On this playground today, the yellow hooded cup perched upon its steely stilts and accessible only by ladder will most likely be a recess playhouse for you—sitting shy and unaccompanied within it. I can imagine your tender presence there, as I can my own from long ago. On a playground thousands of miles away and many years ago, this cup would have been my Apollo capsule, a hundred thousand miles from earth and for some heroic reason piloted solo in my imagination; for I too was shy and often alone. And the sand around my feet that today finds its way unbidden and unwelcome atop my business shoes would have been the material of a hundred castles and caves sized just so for my little toys and larger dreams. The threats of litter I see within it today, waiting as if with sinister intent to slice or pierce my skin and infect me with microbes possibly lethal, would have been grand bonuses when I was a child; free little toys of metal and glass inexplicably left behind by adults who do not know their value. Thirty years ago this little playground of steel and sand would have been to me a place without boundary; a place of everywhere I could want to go, a place of being anybody I wanted to be. It would have been a virtual world, to become every dream a child could ever dream.

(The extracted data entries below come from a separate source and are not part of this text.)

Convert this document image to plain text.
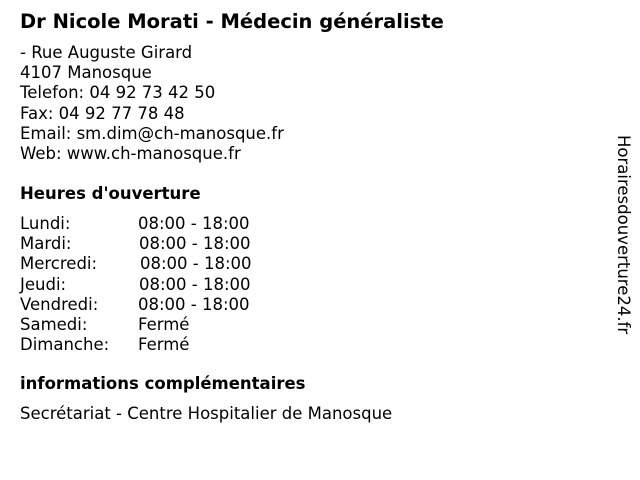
Dr Nicole Morati - Médecin généraliste
- Rue Auguste Girard
4107 Manosque
Telefon: 04 92 73 42 50
Fax: 04 92 77 78 48
Email: sm.dim@ch-manosque.fr
Web: www.ch-manosque.fr
Heures d'ouverture
Lundi:	08:00 - 18:00
Mardi:	08:00 - 18:00
Mercredi:	08:00 - 18:00
Jeudi:	08:00 - 18:00
Vendredi: 08:00 - 18:00
Samedi:	Fermé
Dimanche: Fermé
informations complémentaires
Secrétariat - Centre Hospitalier de Manosque
Horairesdouverture24.fr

This playground is a place of life in all its simple perfection. It is a place of real life, vibrant and magical and safe; and in my heart today, in this moment, like the children I feel this life. I am moved near to tears because I can feel its essence lingering here from all the little hearts and minds departed only minutes ago. I feel as though I am walking in slow motion—floating almost—through a hope and innocence so tangible I can hold out my hands and feel them upon my skin. I was once made of them. But not so much anymore.

What has transpired through all the years to get me from a long-ago then of childhood to a present now of adulthood? Did the separation begin for me behind walls of brick like these in front of me today, in classrooms remembered only by scents of mint paste and janitor’s wax? Is the same sort of division growing now within you as you sit properly in your seat, raising your hand on cue, and learning the sanctioned way to place serifs upon your ABC’s?

My day is just beginning. I offer these questions to that which I know as God, and turn my thoughts to the office that awaits me.